The Centers for Disease Control and Prevention (CDC) released data from 43states, the District of Columbia, and Puerto Rico, revealing that African Americans comprise 26% of all monkeypox cases compared to 12% of the American population.

The CDC also noted that Hispanic people accounted for 28% of cases while comprising 19% of the population.

The virus, however, doesn’t seem to be spreading widely in the St. Louis region, yet. As of August 18, the CDC reported 24 cases in Missouri, up from 18 the previous week. There were eight confirmed cases in St. Louis County and 11 in St. Louis according to the city and county health departments. 

Dr. Joseph Cherabie is a Barnes-Jewish Hospital doctor who specializes in sexual health care with a focus on the LGBTQIA community. Last week Cherabie told the St. Louis Post-Dispatch that more people are coming into area emergency rooms or clinics with the painful lesions associated with monkeypox, or concerns they were exposed.

This week, the Biden-Harris administration announced it would increase America’s supply of monkeypox vaccine by making an additional1.8 million doses of Bavarian Nordic’s Jynneos vaccine available for ordering beginning Monday, Aug. 22.

My hope is that, that announcement translates quickly into available doses to DHSS and subsequently to us.

Dr. Mati Hlatshwayo Davis, director of st. louis health department.

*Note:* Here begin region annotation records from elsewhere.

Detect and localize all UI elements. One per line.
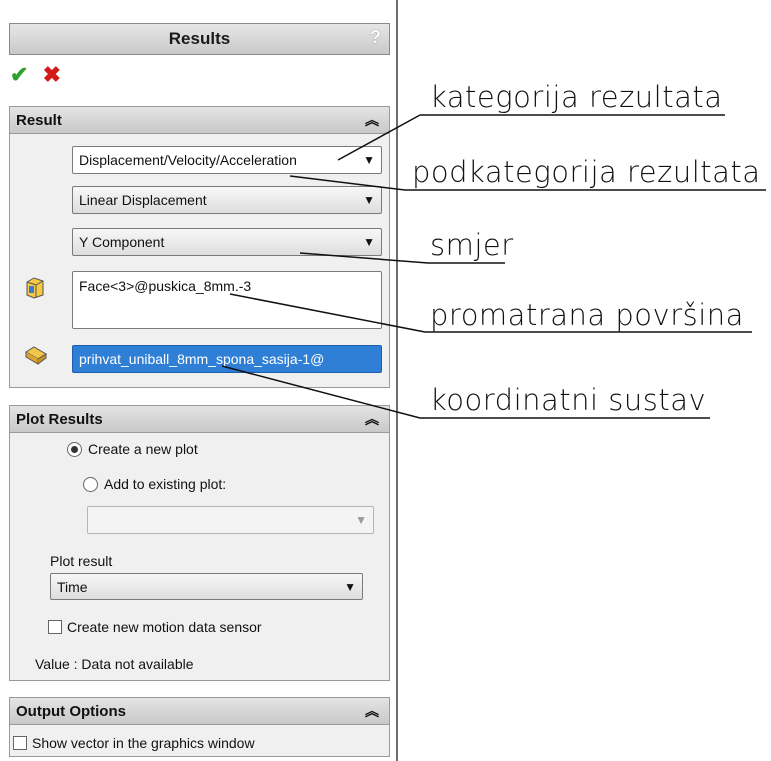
leader-line-category: [337, 114, 725, 161]
annotation-direction: smjer: [430, 228, 514, 262]
annotation-leader-lines: [221, 114, 766, 419]
annotation-surface: promatrana površina: [430, 298, 744, 332]
annotation-subcategory: podkategorija rezultata: [412, 155, 761, 189]
annotation-coordinate-system: koordinatni sustav: [430, 383, 707, 417]
annotation-category: kategorija rezultata: [430, 80, 723, 114]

With news of additional doses of the vaccine, Administration officials stated: 

“Since the first case was confirmed in the United States, the Administration has led a whole-of-government response to make tests, vaccines, and treatments more widely available to communities across the country and has worked with the LGBTQI+ community to provide information and resources directly to communities most at risk of contracting the virus.” 

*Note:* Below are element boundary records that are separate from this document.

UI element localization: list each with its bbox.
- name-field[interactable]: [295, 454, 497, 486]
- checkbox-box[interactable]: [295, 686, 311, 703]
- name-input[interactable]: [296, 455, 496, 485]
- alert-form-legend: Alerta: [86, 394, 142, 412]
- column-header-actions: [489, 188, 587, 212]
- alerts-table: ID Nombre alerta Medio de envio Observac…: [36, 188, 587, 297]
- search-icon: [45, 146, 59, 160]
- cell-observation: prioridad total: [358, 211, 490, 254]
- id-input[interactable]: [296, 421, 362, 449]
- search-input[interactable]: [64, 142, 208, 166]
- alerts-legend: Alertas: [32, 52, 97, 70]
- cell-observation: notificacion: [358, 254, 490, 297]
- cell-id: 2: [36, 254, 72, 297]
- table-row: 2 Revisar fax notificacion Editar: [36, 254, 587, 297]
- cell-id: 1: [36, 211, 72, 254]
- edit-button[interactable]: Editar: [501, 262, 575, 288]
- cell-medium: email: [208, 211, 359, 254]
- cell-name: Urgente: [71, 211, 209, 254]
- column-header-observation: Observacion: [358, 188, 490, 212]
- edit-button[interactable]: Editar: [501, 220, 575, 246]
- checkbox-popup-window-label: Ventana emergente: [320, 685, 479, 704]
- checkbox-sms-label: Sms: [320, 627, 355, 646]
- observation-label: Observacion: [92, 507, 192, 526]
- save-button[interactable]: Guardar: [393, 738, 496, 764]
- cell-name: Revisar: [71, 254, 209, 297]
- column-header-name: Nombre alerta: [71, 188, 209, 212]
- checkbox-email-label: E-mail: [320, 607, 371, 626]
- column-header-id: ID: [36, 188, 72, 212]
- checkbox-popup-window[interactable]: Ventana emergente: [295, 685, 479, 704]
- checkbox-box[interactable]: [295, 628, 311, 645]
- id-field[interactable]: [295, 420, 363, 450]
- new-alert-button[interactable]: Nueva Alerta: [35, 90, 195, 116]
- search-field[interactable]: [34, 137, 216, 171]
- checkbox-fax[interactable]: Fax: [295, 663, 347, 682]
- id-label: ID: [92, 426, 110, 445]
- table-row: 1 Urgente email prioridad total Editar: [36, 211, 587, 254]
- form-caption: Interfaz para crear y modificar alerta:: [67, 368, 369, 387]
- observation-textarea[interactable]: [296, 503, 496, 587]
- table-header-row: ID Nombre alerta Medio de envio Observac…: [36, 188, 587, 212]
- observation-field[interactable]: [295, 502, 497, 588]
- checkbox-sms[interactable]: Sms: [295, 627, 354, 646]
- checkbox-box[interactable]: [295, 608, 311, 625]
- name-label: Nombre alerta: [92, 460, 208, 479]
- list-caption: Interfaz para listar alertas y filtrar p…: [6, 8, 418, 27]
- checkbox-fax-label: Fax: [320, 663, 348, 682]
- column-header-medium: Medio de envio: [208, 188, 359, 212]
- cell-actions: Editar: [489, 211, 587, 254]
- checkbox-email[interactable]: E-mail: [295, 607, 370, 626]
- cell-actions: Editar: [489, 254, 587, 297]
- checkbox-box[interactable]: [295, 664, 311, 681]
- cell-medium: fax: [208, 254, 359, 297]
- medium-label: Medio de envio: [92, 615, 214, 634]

Davis expressed cautious optimism about the government’s release of additional monkeypox vaccines:

“Without a formative plan from DHSS (Missouri Department of Health and Senior Services) it makes me hopeful, but we won’t be able to definitely plan for or announce expansion until that time,” she said.

“My hope is that, that announcement translates quickly into available doses to DHSS and subsequently to us.”

Sylvester Brown Jr. is The St. Louis American’s inaugural Deaconess Fellow.